Oleh karena itu, untuk menjadikan Jakarta sebagai pusat peradaban dunia, di satu sisi kota terbesar di Asia Tenggara ini dituntut masuk jajaran 10 besar dalam peringkat Global Cities Index termasuk prospek perkembangannya dalam Global Cities Outlook di masa yang akan datang. Di sisi lain, Jakarta harus dapat memecahkan problem-problem serius yang membelitnya.

Masalah yang dihadapi Jakarta sebagai kota dengan penduduk lebih dari 10 juta jiwa ini memang kompleks. Selain problem kepadatan penduduk yang menjadi salah satu penyebab tingginya angka kriminalitas, kota yang menempati urutan ke-14 sebagai kota dengan penduduk tertinggi di dunia ini juga dihadapkan pada masalah utama yang sangat serius, yaitu kemacetan lalu lintas, banjir, pembuangan sampah dan limbah, dan persoalan air bersih bagi penduduknya. Begitu seriusnya perkara lalu lintas di Jakarta ini, sampai-sampai Carl Ottersen dalam The Great Guide to Jakarta: The Easy Way to Discover Jakarta! (2014:9), menyebut masalah lalu lintas ini akan melekat kuat di benak seseorang yang berkunjung ke kota ini, sehingga hal pertama yang akan diceritakannya adalah kondisi kemacetan lalu lintas Jakarta.

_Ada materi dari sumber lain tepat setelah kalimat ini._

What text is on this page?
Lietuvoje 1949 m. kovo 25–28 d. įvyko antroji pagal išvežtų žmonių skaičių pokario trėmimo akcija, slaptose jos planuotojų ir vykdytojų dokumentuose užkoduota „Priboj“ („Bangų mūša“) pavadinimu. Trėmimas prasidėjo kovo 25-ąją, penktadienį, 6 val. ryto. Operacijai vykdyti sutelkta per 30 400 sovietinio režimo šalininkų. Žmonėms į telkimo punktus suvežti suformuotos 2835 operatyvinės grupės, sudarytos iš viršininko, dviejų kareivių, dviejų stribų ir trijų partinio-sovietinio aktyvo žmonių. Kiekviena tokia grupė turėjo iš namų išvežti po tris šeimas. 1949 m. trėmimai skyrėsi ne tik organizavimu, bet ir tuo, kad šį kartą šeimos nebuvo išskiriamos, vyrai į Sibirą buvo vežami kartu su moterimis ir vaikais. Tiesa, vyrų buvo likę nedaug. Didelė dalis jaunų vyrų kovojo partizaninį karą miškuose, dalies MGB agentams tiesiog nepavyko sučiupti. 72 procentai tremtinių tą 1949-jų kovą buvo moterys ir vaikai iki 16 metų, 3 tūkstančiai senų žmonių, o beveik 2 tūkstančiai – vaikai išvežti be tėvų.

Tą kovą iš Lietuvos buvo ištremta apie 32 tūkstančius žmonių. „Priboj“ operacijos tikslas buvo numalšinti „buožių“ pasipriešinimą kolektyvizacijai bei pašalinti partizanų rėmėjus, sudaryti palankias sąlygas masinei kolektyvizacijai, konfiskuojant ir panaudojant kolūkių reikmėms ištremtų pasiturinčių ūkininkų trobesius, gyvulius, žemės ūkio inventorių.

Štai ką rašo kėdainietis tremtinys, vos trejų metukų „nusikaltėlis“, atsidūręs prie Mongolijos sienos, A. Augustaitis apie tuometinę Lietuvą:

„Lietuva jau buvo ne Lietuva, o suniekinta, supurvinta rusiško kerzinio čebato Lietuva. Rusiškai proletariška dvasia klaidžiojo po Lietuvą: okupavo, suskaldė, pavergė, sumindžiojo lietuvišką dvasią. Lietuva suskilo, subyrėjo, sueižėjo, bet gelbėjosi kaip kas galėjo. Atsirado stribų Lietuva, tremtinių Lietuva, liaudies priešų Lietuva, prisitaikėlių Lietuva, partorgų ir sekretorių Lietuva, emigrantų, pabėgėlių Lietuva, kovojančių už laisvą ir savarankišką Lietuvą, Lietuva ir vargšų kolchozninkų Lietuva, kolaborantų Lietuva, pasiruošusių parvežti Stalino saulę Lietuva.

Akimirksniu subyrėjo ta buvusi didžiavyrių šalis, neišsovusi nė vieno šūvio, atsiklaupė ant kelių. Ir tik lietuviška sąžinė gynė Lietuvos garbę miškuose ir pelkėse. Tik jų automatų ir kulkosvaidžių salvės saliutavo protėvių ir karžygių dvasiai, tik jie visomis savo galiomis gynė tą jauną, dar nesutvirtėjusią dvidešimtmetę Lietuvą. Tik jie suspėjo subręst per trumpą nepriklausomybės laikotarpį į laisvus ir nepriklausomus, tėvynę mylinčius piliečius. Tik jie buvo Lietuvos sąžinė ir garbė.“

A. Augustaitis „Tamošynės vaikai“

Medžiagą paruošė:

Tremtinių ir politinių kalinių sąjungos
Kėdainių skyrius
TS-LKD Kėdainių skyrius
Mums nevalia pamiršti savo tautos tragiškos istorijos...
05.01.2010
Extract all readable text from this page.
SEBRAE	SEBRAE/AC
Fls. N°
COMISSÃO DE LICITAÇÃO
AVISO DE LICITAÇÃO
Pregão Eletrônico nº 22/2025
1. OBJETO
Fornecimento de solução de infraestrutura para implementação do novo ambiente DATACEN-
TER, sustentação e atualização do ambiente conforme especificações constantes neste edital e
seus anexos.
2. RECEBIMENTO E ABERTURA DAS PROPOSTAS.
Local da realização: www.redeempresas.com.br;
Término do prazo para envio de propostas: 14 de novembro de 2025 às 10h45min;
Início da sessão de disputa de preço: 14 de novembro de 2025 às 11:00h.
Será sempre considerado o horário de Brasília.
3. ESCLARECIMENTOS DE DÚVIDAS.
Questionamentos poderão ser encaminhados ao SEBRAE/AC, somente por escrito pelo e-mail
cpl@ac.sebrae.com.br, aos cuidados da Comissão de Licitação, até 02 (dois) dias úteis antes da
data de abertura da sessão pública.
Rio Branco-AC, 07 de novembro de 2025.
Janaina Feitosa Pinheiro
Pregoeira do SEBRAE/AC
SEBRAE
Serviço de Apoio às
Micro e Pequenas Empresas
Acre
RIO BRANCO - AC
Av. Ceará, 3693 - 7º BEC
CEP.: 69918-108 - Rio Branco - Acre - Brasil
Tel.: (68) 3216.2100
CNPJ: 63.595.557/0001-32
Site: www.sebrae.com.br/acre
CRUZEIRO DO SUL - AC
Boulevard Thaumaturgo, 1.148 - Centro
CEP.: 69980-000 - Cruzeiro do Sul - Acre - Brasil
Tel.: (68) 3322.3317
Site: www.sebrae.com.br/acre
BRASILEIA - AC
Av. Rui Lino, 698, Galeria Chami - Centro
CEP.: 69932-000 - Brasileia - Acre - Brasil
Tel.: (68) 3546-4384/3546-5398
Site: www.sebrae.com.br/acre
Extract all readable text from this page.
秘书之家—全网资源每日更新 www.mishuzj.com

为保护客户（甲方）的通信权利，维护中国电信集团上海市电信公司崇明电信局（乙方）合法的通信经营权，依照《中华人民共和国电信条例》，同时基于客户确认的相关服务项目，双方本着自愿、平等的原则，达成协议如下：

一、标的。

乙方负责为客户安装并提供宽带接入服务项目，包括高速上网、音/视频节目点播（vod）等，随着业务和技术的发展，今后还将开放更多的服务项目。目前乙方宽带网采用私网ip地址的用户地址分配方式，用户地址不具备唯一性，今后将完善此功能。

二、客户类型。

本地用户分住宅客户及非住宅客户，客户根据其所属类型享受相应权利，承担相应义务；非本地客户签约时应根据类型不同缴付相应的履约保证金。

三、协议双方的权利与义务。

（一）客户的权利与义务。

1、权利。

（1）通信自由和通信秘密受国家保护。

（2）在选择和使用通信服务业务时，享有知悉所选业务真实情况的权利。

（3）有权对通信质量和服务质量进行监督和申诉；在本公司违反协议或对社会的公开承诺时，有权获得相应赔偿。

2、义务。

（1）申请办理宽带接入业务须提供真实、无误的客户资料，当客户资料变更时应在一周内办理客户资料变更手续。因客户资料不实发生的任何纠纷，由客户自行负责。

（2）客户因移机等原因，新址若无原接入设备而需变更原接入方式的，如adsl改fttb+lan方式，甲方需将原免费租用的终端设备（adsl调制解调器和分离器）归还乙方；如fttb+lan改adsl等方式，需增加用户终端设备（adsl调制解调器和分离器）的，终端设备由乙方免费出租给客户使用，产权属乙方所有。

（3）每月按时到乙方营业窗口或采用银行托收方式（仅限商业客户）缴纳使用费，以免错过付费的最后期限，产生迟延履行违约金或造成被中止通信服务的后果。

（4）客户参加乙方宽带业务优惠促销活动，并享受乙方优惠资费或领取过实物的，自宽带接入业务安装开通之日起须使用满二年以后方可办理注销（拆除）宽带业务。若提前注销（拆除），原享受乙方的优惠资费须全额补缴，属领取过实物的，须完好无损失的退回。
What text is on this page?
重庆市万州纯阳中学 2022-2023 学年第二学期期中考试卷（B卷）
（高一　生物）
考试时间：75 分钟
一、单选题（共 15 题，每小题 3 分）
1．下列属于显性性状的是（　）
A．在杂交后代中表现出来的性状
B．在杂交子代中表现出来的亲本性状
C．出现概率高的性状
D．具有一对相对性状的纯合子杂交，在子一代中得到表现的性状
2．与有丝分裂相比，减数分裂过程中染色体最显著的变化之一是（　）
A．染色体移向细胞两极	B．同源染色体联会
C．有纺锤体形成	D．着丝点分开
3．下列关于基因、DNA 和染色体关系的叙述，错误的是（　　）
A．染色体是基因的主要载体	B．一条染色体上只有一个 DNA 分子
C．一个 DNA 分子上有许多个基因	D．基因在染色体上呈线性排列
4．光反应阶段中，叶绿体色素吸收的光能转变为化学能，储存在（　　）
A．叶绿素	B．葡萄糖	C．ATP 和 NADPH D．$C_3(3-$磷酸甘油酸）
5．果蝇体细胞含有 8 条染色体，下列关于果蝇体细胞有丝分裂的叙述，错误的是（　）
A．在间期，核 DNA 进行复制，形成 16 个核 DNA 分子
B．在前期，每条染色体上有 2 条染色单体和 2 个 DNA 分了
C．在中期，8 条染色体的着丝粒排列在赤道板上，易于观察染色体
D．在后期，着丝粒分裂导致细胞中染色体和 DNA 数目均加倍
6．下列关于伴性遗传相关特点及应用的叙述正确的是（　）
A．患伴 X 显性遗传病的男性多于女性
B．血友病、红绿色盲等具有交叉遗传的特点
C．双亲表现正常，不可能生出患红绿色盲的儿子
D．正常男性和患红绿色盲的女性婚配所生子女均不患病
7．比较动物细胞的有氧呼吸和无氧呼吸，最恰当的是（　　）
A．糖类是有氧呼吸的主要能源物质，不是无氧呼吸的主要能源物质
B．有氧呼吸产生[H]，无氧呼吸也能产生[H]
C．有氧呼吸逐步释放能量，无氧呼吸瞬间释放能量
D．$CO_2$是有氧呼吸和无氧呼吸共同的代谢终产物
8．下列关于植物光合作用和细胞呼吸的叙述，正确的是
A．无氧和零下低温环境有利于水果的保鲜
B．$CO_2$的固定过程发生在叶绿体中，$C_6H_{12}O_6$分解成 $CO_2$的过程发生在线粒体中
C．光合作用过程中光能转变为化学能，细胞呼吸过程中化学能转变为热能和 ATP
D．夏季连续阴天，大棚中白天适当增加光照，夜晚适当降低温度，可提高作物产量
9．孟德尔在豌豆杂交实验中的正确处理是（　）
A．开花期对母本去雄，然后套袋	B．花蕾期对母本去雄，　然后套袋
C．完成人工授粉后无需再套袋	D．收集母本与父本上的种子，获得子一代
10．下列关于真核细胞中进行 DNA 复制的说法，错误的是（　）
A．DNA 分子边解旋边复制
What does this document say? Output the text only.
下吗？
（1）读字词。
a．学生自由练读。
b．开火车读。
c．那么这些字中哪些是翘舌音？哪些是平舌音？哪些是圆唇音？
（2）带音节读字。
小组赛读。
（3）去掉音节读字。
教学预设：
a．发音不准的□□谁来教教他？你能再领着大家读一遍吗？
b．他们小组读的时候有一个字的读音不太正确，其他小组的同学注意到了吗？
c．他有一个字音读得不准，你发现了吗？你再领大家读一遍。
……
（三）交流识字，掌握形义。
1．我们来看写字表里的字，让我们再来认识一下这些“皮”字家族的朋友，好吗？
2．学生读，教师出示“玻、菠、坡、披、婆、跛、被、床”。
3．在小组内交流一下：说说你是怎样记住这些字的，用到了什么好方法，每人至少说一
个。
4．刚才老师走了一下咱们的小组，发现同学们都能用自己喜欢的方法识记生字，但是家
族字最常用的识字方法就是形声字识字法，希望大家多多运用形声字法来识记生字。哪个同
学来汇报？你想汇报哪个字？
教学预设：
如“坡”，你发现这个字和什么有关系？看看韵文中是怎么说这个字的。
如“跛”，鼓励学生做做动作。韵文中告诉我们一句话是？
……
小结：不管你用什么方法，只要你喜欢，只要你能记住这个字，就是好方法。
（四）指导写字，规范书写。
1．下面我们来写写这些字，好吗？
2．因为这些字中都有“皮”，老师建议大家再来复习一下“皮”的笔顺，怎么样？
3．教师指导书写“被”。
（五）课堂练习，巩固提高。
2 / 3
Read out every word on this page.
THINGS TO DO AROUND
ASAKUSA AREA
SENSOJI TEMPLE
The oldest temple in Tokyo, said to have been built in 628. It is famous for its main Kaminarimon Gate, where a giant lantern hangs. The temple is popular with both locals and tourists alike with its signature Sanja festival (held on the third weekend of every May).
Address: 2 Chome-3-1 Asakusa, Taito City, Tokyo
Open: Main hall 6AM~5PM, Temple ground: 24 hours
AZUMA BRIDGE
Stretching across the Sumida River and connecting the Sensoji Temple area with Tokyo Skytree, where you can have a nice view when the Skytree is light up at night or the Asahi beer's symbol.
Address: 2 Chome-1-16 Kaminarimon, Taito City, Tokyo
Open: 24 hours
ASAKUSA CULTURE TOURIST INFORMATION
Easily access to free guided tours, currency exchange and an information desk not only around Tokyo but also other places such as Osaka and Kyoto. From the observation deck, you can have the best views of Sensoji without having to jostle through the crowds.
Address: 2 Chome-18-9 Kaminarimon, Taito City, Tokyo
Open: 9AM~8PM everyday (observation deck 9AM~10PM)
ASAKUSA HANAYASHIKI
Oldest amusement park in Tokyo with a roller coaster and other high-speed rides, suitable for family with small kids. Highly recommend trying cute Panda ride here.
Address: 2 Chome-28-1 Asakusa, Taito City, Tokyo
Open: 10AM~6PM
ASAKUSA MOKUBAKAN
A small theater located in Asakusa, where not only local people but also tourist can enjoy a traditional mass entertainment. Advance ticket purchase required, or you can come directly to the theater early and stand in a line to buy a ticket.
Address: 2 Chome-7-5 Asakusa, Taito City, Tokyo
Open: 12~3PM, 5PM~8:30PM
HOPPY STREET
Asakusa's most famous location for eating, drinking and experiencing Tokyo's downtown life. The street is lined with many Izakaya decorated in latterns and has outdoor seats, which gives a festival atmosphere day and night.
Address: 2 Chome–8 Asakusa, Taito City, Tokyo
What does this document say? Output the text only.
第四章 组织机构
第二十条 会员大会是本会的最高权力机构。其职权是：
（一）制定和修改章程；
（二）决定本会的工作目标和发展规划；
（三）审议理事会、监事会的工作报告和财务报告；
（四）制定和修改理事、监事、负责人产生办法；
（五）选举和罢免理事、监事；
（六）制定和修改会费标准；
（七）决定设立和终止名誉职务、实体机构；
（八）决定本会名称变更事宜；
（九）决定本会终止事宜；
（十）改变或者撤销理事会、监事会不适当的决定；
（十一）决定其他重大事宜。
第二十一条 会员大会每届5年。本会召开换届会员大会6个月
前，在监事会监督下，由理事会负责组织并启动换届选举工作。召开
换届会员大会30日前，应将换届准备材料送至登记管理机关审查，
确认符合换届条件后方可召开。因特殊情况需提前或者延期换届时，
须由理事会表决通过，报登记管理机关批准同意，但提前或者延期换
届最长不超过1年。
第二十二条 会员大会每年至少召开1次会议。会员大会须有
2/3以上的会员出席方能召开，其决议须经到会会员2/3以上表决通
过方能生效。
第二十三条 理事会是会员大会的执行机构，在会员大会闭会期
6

Permasalahan yang dihadapi Jakarta dari hari ke hari bukannya berkurang, kecenderungannya justru menjadi bertambah rumit. Fakta bahwa jumlah kendaraan bermotor dari berbagai jenis terus mengalami peningkatan dari tahun ke tahun menunjukkan kepada kita betapa problem kemacetan lalu lintas ini akan semakin membelit Jakarta. Menurut Badan Pusat Statistik Provinsi Jakarta (2016:518), kendaraan bermotor yang terdaftar (tidak termasuk kendaraan milik TNI, Polri, dan CD) pada bulan Desember 2015 secara keseluruhan berjumlah 18.668.056, mengalami kenaikan sebesar 1.144.089 (6,13%) dibandingkan tahun 2014 sebanyak 17.523.967. Peningkatan jumlah kendaraan bermotor dari tahun ke tahun ini akan semakin memperparah kondisi lalu lintas Jakarta apabila tidak disertai dengan penambahan dan perluasan infrastruktur jalan raya.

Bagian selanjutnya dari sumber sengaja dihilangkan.